Vous avez cité la maladie de Lyme, qui est mon sujet de recherche. Elle est très emblématique d'une approche de type zoonose. Elle concerne les accès aux tiques, qui ne se trouvent pas en pleine forêt, mais dans votre jardin, au plus proche de votre perron. Les gens les ramènent soit sur eux-mêmes, soit sur leurs animaux de compagnie. La recherche de tiques, qui est maintenant systématique dans les pays scandinaves, n'est pas du tout une habitude française. Quand les Suédois partent en pique-nique, l'activité au retour consiste à regarder si les enfants ou les compagnons ramènent des tiques.
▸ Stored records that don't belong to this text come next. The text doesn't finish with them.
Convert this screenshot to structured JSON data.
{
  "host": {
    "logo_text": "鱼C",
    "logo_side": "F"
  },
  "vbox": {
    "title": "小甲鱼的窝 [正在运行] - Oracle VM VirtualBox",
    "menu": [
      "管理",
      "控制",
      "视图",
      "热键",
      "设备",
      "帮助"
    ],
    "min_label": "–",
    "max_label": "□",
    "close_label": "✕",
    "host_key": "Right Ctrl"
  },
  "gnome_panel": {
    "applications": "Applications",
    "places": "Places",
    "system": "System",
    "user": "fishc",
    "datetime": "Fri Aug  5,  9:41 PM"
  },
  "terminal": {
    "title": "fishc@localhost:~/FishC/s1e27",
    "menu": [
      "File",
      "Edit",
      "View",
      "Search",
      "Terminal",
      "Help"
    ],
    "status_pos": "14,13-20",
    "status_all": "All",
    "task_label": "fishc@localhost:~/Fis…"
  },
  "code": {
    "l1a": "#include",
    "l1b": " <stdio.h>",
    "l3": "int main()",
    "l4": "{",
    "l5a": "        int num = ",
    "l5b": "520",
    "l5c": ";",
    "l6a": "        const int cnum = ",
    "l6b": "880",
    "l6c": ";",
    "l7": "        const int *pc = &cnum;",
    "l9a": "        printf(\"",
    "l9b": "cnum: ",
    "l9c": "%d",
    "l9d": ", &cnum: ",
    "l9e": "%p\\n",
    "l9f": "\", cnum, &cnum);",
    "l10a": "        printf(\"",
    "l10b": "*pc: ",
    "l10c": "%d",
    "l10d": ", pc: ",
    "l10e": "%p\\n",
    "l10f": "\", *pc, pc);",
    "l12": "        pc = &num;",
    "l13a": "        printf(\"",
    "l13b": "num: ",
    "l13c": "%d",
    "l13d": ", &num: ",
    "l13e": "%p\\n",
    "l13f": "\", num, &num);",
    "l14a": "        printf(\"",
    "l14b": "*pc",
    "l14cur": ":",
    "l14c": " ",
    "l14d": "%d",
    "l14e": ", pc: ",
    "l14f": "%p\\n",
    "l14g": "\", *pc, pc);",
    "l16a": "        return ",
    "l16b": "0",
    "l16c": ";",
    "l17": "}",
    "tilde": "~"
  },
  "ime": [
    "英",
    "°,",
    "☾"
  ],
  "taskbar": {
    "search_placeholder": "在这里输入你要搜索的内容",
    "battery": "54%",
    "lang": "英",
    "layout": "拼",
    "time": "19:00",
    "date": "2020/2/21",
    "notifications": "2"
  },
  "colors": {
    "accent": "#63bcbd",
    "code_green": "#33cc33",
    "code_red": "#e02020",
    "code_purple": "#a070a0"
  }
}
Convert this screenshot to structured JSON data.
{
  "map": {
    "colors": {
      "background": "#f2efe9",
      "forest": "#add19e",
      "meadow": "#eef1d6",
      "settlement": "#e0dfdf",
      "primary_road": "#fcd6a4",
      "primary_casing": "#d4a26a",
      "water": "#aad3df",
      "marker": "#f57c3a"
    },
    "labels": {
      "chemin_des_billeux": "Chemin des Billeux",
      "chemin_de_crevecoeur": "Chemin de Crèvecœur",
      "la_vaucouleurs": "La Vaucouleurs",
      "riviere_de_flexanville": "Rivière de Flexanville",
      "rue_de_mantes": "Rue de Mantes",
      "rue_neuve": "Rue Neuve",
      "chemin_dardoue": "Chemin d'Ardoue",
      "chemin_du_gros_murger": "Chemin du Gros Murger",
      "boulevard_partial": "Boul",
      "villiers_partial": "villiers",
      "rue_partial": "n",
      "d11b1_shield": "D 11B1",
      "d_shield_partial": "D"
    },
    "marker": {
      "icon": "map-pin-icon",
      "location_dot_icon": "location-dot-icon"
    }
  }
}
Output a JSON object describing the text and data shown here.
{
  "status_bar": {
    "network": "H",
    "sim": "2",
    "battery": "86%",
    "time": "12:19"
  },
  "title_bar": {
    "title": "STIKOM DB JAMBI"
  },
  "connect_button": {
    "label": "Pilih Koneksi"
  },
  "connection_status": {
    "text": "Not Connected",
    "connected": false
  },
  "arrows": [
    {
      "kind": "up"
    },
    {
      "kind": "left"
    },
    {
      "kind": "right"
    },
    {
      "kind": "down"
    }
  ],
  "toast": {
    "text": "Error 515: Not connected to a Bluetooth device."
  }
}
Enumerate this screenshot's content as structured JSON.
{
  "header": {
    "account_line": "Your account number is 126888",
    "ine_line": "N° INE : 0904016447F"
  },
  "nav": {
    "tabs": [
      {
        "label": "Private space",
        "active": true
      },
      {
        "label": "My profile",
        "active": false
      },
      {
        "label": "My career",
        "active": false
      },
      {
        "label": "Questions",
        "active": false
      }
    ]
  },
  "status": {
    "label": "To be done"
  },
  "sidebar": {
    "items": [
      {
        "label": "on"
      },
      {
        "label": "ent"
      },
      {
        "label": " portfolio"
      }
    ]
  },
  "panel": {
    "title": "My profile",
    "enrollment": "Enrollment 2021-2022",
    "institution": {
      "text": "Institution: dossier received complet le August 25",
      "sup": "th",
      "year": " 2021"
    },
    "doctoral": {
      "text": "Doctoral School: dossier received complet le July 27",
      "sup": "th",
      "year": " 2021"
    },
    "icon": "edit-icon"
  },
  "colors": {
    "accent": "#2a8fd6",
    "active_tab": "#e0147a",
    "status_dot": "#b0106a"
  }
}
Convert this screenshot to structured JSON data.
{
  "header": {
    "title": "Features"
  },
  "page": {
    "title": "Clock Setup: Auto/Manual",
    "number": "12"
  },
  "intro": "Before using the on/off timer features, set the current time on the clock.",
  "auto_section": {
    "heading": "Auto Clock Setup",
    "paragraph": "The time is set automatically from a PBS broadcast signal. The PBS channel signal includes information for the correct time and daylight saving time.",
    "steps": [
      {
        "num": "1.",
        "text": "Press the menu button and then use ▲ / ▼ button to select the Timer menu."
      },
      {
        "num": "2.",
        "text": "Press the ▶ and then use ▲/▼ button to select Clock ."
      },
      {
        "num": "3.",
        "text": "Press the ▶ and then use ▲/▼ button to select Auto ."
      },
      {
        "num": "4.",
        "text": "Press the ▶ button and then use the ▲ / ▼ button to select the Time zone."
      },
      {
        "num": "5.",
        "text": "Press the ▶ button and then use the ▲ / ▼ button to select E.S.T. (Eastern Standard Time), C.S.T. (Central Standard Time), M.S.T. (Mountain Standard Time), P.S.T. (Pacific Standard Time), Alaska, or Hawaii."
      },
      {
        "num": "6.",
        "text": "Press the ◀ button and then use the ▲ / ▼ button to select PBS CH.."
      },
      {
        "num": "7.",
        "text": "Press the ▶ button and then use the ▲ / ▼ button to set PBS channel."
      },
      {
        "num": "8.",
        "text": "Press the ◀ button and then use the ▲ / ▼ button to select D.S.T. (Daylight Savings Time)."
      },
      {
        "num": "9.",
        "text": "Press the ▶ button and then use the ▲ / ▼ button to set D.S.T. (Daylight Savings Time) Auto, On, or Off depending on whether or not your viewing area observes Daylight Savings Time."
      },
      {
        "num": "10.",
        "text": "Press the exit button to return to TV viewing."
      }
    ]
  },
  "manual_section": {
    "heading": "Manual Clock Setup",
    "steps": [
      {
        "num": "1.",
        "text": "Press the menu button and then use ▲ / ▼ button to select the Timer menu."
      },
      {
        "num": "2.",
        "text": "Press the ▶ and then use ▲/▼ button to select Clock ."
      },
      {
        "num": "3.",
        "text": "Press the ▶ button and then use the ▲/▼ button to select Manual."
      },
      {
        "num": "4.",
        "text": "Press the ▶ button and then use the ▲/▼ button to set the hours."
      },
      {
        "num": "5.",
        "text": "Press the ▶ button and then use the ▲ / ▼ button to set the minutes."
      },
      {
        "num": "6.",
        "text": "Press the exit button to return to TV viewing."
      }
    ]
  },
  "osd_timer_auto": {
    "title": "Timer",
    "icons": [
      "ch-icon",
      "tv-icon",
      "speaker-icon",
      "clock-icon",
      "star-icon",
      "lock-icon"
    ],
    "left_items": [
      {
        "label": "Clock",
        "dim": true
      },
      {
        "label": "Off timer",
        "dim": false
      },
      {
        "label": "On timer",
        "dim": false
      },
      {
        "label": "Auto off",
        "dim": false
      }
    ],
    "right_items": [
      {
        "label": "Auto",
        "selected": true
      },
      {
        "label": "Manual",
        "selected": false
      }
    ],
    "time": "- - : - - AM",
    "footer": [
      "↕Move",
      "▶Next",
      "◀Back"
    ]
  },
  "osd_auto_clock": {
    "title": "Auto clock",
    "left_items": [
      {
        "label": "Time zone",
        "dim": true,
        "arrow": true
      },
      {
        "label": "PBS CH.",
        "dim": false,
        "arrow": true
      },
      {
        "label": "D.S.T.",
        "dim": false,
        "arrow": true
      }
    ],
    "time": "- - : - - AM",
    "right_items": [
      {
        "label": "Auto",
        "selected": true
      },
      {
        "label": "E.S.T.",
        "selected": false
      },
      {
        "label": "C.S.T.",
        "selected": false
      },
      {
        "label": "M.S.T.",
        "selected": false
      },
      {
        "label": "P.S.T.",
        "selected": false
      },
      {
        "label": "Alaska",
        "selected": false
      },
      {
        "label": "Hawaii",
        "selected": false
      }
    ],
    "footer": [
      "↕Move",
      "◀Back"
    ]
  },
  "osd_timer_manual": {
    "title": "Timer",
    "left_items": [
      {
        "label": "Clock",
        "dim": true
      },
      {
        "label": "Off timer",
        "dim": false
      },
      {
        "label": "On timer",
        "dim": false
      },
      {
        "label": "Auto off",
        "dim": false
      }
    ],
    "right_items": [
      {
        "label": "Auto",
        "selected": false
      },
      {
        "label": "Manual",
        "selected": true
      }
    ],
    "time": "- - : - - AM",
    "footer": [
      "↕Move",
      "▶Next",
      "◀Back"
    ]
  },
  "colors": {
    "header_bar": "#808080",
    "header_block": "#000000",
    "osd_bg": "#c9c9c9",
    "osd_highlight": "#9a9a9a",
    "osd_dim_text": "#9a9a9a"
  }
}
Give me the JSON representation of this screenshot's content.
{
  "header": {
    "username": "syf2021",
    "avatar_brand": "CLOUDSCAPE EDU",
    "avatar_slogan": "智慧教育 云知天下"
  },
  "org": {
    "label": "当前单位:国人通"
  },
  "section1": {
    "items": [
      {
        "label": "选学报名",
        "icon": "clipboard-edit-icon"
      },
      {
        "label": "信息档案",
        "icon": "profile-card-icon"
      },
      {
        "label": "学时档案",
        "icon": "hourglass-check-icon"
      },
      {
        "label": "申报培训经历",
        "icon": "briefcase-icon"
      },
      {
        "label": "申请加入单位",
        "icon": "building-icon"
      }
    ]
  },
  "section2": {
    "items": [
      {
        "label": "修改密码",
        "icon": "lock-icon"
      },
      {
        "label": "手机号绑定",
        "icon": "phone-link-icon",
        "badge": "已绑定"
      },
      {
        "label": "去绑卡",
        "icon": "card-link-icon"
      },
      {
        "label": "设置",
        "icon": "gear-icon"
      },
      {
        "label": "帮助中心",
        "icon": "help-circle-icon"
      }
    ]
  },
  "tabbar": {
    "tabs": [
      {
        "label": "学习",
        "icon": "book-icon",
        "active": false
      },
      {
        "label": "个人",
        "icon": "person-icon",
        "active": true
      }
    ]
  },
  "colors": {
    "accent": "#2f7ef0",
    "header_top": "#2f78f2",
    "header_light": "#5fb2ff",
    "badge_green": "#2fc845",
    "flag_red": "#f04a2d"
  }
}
Il s'agit d'une démarche totalement culturelle, parfaitement intégrée après une promenade en forêt, ce qui n'est pas encore le cas des Français.
Dans le partage des traditions, les agriculteurs qui connaissent très bien les tiques et les générations qui y ont été exposées savent qu'il faut mettre des bottes, les pantalons dans les bottes, des chemises longues ou blanches. C'est ainsi que l'on évite les tiques. Or, aujourd'hui, les urbains en particulier vont pique-niquer en tongs et en shorts, ce qui les expose aux tiques et à la maladie de Lyme.
Tout cela fait partie de la prévention, de l'éducation et de la recherche. Nous avons monté de nombreux programmes de recherche avec l'école vétérinaire de Maisons-Alfort, des analyses sur les tiques, sur les chiens, sur les tiques des bovins et des équins. Ce n'est que par une approche globale de formation interdisciplinaire, de surveillance renforcée de la faune sauvage et des liens avec la santé humaine, d'un usage raisonné des biocides et des désinfectants, que nous limiterons les impacts de la faune et de la flore sur l'environnement et la santé humaine. Nous devons très nettement renforcer les recherches sur les émergences puisque les zoonoses vont nous menacer, dans les prochaines années, de façon encore plus importante, avec le réchauffement climatique, la démographie galopante et ces contacts de plus en plus étroits entre la faune sauvage et l'homme.